Unfortunately, she's eliminated on the first night, but stage-four COVID-19 restrictions means she can't leave, and then she accidentally falls in love with her season's Romeo, Dylan Jayasinghe Mellor. Oops.
Book two, Can I Steal You for a Second? (are you sensing a theme here with these reality TV catchphrase titles?), tells the story of the very same season of Marry Me, Juliet, but from the perspective of side contestant Amanda Mitchell.
She actually makes it quite far into the competition for Romeo's unrequited affections, all the while pining for the frontrunner, a statuesque COVID nurse also named Dylan!
Lest you thought McAlister was done with the rehashing, the third and, at the time of writing, final book in the series, Not Here to Make Friends, follows villain-cum-fan favourite Lily — that's Lily Fireball, thank you very much! — and her clandestine relationship with producer Murray O'Connell, the seeds for which McAlister planted way back in book one.
"So we get someone who is sheltered from the narrative, someone who is part of the narrative, and someone who is creating the narrative," she says.
"I love that layering effect."
Readers were initially disappointed when they found out the second book wasn't about Lily, "but then they got really into [the premise of] contestant on contestant".
McAlister certainly saved the best for last, despite the arduous editing process that took Not Here to Make Friends from Murray's singular perspective to the dual perspective of both Murray and Lily.
What's next for Jodi?
Although McAlister sets up for a potential fourth book in the series, which would be set during the filming of Wherefore Art Thou, Romeo (The Bachelorette, basically), she has not yet signed a deal for more Marry Me, Juliets.

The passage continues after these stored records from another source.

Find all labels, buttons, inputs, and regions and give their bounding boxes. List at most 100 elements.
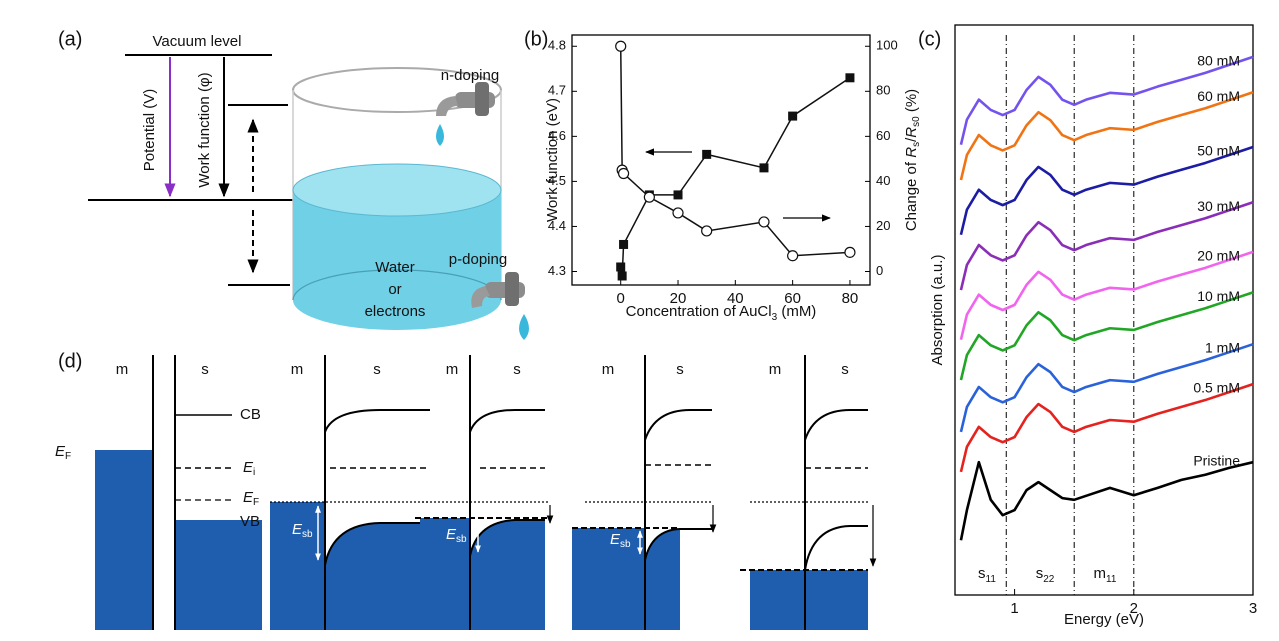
plot-frame xyxy=(571,34,871,286)
vb-curve xyxy=(644,528,712,561)
panel-label: (c) xyxy=(918,28,941,50)
region-main: m xyxy=(1094,565,1107,582)
cb-curve xyxy=(469,409,545,433)
legend-label: 80 mM xyxy=(1197,52,1240,68)
y2-axis-label: Change of Rs/Rs0 (%) xyxy=(903,89,922,231)
wf-label: Work function (φ) xyxy=(196,72,213,187)
header: s xyxy=(201,361,209,378)
panel-label: (b) xyxy=(524,28,548,50)
y-axis-label: Absorption (a.u.) xyxy=(929,255,946,366)
p-doping-label: p-doping xyxy=(449,251,507,268)
spectrum xyxy=(959,55,1254,146)
y-tick-label: 4.4 xyxy=(548,218,566,233)
legend-label: 10 mM xyxy=(1197,288,1240,304)
legend-label: 50 mM xyxy=(1197,142,1240,158)
x-axis-label: Energy (eV) xyxy=(1064,611,1144,628)
header: m xyxy=(602,361,615,378)
spectrum xyxy=(959,291,1254,381)
panel-c: (c) Energy (eV) Absorption (a.u.) xyxy=(918,24,1254,628)
x-tick-label: 40 xyxy=(727,290,744,307)
series-line xyxy=(619,77,851,277)
legend-label: 30 mM xyxy=(1197,198,1240,214)
marker xyxy=(701,225,713,237)
semi-band xyxy=(470,520,545,630)
panel-b: (b) Concentration of AuCl3 (mM) Work fun… xyxy=(524,28,922,322)
x-tick-label: 2 xyxy=(1130,600,1138,617)
marker xyxy=(616,262,626,272)
x-tick-label: 3 xyxy=(1249,600,1257,617)
water-top xyxy=(292,163,502,217)
water-label: Water xyxy=(375,259,414,276)
marker xyxy=(672,207,684,219)
metal-band xyxy=(420,518,470,630)
header: s xyxy=(513,361,521,378)
plots: 0 20 40 60 80 4.3 4.4 4.5 4.6 4.7 4.8 0 20 40 60 80 100 1… xyxy=(548,35,1257,617)
y2-tick-label: 20 xyxy=(876,218,890,233)
semi-band xyxy=(325,523,430,630)
header: m xyxy=(446,361,459,378)
header: s xyxy=(373,361,381,378)
faucet xyxy=(436,82,495,146)
marker xyxy=(617,271,627,281)
spectrum xyxy=(959,382,1254,473)
panel-d: (d) EF CB Ei EF VB Esb Esb Esb m xyxy=(55,350,877,630)
vb-curve xyxy=(469,519,545,557)
marker xyxy=(845,73,855,83)
marker xyxy=(787,250,799,262)
marker xyxy=(643,191,655,203)
spectrum xyxy=(959,460,1254,541)
marker xyxy=(617,167,630,180)
cb-label: CB xyxy=(240,406,261,423)
header: s xyxy=(841,361,849,378)
panel-label: (a) xyxy=(58,28,82,50)
ef-label: EF xyxy=(55,443,71,462)
region-sub: 11 xyxy=(986,574,997,585)
x-tick-label: 80 xyxy=(842,290,859,307)
region-main: s xyxy=(1036,565,1044,582)
legend-label: Pristine xyxy=(1193,453,1240,469)
y-tick-label: 4.5 xyxy=(548,173,566,188)
spectrum xyxy=(959,342,1254,433)
plot-frame xyxy=(954,24,1254,596)
region-label: m11 xyxy=(1094,565,1117,585)
cb-curve xyxy=(804,409,868,441)
marker xyxy=(788,111,798,121)
x-tick-label: 20 xyxy=(670,290,687,307)
y2-tick-label: 100 xyxy=(876,38,898,53)
y2-tick-label: 60 xyxy=(876,128,890,143)
y-axis-label: Work function (eV) xyxy=(544,98,561,222)
water-label: electrons xyxy=(365,303,426,320)
marker xyxy=(758,216,770,228)
region-sub: 11 xyxy=(1106,574,1117,585)
x-tick-label: 60 xyxy=(784,290,801,307)
legend-label: 20 mM xyxy=(1197,247,1240,263)
y2-tick-label: 0 xyxy=(876,263,883,278)
potential-label: Potential (V) xyxy=(141,89,158,172)
spectrum xyxy=(959,250,1254,340)
x-tick-label: 0 xyxy=(617,290,625,307)
y-tick-label: 4.7 xyxy=(548,83,566,98)
metal-band xyxy=(572,528,645,630)
cb-curve xyxy=(644,409,712,441)
x-tick-label: 1 xyxy=(1010,600,1018,617)
marker xyxy=(759,163,769,173)
header: m xyxy=(769,361,782,378)
region-label: s22 xyxy=(1036,565,1055,585)
y2-tick-label: 40 xyxy=(876,173,890,188)
ei-label: Ei xyxy=(243,459,255,478)
marker xyxy=(619,239,629,249)
metal-band xyxy=(95,450,153,630)
vacuum-label: Vacuum level xyxy=(153,33,242,50)
esb-label: Esb xyxy=(446,526,467,545)
region-label: s11 xyxy=(978,565,996,585)
cb-curve xyxy=(324,409,430,433)
panel-label: (d) xyxy=(58,350,82,372)
series-line xyxy=(619,46,850,257)
x-axis-label: Concentration of AuCl3 (mM) xyxy=(626,303,817,323)
marker xyxy=(702,149,712,159)
n-doping-label: n-doping xyxy=(441,67,499,84)
legend-label: 0.5 mM xyxy=(1193,380,1240,396)
vb-label: VB xyxy=(240,513,260,530)
band xyxy=(750,570,868,630)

Instead, her next book will feature some tertiary characters from Murray's life, set in another world McAlister knows well: academia.
She's not entirely done with reality TV though. McAlister has a selection of catchphrases as titles ready if she were ever to do a Love Island satire: Eggs in One Basket; My Type on Paper; It Is What It Is.
"I have such an ear for reality TV cliches because my brain has been… poisoned," she laughs.
"Don't play a drinking game with them, because you will die."
On the day we spoke, McAlister had just published an article in The Conversation about virginity in The Bachelor — the subject of her PhD. Will she ever fictionalise her research on virginity and reality TV?
"It would be a very logical thing for me to do in my career, but it's not going to be next and it's not going to be soon," she says.
One thing's for sure: McAlister's not planning on giving up one for the other.
"I'm a better author for being an academic, and I'm a better academic for being an author."
Not Here to Make Friends is out now.